Bellissima la scena in cui, in un multiverso evoluto in cui non c’è più bisogno degli esseri umani, Evelyn e Joy sono state trasformate in sassi insignificanti che stanno di fronte a una paesaggio di pietra. Proprio in questa condizione, Evelyn realizza quanto lei desideri stare con la figlia e – nonostante sia un masso – inizia a muoversi verso di lei. Usa le possibilità che il multiverso le offre per cambiare la sua condizione di pietra e andare verso di lei “rincorrendola” e improvvisamente sulla sua superficie liscia compaiono due occhi. “A prescindere da tutto, voglio ancora essere qui con te. Voglio sempre, sempre, sempre essere qui con te”. Dice alla figlia. L’amore è vedere, l’amore è una qualità dello sguardo.
Man mano che le esperienze nel multiverso si susseguono nella mente di Evelyn irrompono frammenti di ricordi: il primo, quello della sua nascita in Cina in cui si sente una voce dire “purtroppo è una femmina”, quello dei genitori che la rifiutano perché innamorata di Waymond, la loro fuga, le promesse, le speranze, il loro sogno americano fattosi lavanderia, la nascita della loro figlia, i litigi con lei ma anche la tenerezza, tutto. Più Evelyn va avanti nel suo percorso, più i ricordi cambiano “colore emotivo”, come se perdessero pian piano la connotazione traumatica dell’abbandono e del fallimento per divenire una sorta di “progetto verso il passato”, un’occasione per riscrivere e risignificare la propria esistenza. Un cambiamento che non ci viene narrato a parole, ma che lei inizia a incarnare nei comportamenti. Diventa meno distruttiva e inizia a usare i poteri per rendere felici gli altri (con esiti comicissimi… vi ho detto già che ho riso tantissimo?).
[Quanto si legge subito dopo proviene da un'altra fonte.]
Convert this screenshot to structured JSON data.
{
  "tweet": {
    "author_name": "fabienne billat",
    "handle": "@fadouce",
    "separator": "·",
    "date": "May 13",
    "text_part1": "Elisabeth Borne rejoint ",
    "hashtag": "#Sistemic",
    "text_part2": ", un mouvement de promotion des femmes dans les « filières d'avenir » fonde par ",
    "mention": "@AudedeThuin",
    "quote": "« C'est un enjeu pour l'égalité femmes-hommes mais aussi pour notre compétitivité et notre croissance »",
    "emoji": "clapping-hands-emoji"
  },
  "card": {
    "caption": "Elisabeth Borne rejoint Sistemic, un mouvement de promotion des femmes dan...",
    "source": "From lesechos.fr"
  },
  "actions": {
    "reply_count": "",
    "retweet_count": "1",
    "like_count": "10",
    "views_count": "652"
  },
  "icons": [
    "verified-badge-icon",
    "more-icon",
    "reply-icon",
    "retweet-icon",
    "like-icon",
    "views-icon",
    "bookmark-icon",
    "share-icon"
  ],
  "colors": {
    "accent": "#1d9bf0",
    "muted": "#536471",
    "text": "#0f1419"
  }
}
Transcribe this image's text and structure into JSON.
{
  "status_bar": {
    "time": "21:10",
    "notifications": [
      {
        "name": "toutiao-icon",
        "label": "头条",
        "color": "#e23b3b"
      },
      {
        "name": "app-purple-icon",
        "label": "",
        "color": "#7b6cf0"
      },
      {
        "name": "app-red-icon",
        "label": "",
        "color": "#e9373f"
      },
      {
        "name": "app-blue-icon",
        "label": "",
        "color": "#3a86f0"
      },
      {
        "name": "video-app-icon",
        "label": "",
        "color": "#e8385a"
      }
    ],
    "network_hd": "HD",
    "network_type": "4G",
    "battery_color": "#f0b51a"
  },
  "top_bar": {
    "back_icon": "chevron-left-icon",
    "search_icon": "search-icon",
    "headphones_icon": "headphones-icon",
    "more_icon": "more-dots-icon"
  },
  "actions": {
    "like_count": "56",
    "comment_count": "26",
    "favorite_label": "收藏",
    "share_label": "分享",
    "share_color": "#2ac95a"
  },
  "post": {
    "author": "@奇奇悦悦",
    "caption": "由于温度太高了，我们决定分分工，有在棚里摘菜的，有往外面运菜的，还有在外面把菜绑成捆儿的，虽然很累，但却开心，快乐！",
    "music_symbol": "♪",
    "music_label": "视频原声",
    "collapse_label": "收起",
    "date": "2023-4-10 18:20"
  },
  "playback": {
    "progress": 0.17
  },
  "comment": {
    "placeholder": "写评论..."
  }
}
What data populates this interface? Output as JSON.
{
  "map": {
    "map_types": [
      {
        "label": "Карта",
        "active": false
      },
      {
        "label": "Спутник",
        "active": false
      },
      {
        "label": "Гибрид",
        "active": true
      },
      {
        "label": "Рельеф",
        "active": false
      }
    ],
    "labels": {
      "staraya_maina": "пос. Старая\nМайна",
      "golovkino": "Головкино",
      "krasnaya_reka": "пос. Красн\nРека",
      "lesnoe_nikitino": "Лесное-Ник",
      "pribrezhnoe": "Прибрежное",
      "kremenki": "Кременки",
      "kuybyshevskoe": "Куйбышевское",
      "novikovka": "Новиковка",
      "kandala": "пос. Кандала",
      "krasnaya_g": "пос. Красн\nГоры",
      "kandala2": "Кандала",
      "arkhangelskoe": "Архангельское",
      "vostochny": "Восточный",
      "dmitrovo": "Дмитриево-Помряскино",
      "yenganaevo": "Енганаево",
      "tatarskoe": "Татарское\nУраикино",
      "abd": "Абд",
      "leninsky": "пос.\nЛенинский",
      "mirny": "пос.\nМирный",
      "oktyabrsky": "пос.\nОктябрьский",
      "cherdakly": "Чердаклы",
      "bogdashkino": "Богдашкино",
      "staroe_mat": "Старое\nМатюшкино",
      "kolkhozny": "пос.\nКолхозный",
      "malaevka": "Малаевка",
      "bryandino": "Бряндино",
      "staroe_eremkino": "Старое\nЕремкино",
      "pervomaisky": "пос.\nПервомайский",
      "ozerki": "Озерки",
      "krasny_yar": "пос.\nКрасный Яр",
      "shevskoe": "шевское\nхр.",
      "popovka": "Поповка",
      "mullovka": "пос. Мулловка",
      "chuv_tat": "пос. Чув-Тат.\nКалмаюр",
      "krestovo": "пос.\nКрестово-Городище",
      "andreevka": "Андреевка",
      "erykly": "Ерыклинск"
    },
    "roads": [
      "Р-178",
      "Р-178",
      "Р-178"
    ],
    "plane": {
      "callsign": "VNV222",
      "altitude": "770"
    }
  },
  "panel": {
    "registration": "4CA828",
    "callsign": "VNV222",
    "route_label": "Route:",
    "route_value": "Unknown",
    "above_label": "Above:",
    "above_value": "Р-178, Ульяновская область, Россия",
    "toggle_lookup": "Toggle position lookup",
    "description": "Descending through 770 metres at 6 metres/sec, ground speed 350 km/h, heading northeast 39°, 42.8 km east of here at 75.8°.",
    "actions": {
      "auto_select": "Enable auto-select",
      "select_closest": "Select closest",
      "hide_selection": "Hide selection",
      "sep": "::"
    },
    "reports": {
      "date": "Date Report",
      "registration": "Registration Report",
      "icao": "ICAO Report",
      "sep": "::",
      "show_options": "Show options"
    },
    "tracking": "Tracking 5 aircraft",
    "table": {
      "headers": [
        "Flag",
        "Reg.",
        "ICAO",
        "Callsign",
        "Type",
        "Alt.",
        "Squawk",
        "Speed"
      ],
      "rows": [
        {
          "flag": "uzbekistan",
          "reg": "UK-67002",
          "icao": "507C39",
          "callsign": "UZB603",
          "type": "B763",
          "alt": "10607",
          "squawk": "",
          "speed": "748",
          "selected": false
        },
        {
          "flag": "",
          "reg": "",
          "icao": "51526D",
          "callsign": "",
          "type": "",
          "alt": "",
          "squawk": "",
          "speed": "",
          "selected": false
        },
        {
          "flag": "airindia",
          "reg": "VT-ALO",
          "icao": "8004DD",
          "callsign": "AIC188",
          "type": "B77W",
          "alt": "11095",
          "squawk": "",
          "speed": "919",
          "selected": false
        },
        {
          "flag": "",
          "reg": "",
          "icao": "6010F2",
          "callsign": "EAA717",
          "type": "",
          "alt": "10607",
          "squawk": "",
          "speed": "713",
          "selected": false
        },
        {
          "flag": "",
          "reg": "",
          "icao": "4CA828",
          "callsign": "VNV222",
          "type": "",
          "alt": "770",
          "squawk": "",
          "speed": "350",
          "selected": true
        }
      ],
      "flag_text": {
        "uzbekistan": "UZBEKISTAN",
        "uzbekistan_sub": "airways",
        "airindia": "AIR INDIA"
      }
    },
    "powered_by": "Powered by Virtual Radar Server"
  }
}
Quando ricomincia a vedere scopre che il marito non è uno che ha rinunciato a lottare ma un uomo che ha scelto di sperare, di non stare nella distruzione, di usare la gentilezza: è Waymond a sistemare sempre le situazioni nel mondo reale perché lui parla con la gente. Lui parla all’esattrice delle tasse riuscendo sempre a trovare il modo di posticiparle, lui – sempre imperfetto – sta nelle relazioni, media, accoglie. E’ lo stesso Waymond di Evelyn – ovvero quello proveniente dal suo stesso universo – che pronuncia le parole che la aiutano a trovare la volontà di lottare per ciò che conta. “So che state tutti combattendo perché siete spaventati e confusi. Anch’io sono confuso…L’unica cosa che so è che dobbiamo essere gentili… Siate gentili, soprattutto quando non sappiamo cosa sta succedendo”.
Evelyn prende consapevolezza di sé. Impara a vedere l’altro da sé e ad accettare di quello che gli altri sono (altro grande messaggio del film: tutti sono legittimati ad essere esattamente come sono). Il suo processo di individuazione, l’accettazione dei suoi limiti e la possibilità di una scelta passano inevitabilmente dal riconoscimento continuo di sé, della sua sofferenza, delle sue paure, ma anche dei suoi affetti autentici, dei legami e dei valori che la muovono, dalla capacità acquisita di trasformare.
Il suo processo di individuazione, anche quando non sembrerebbe, è e resta sempre un “essere con”.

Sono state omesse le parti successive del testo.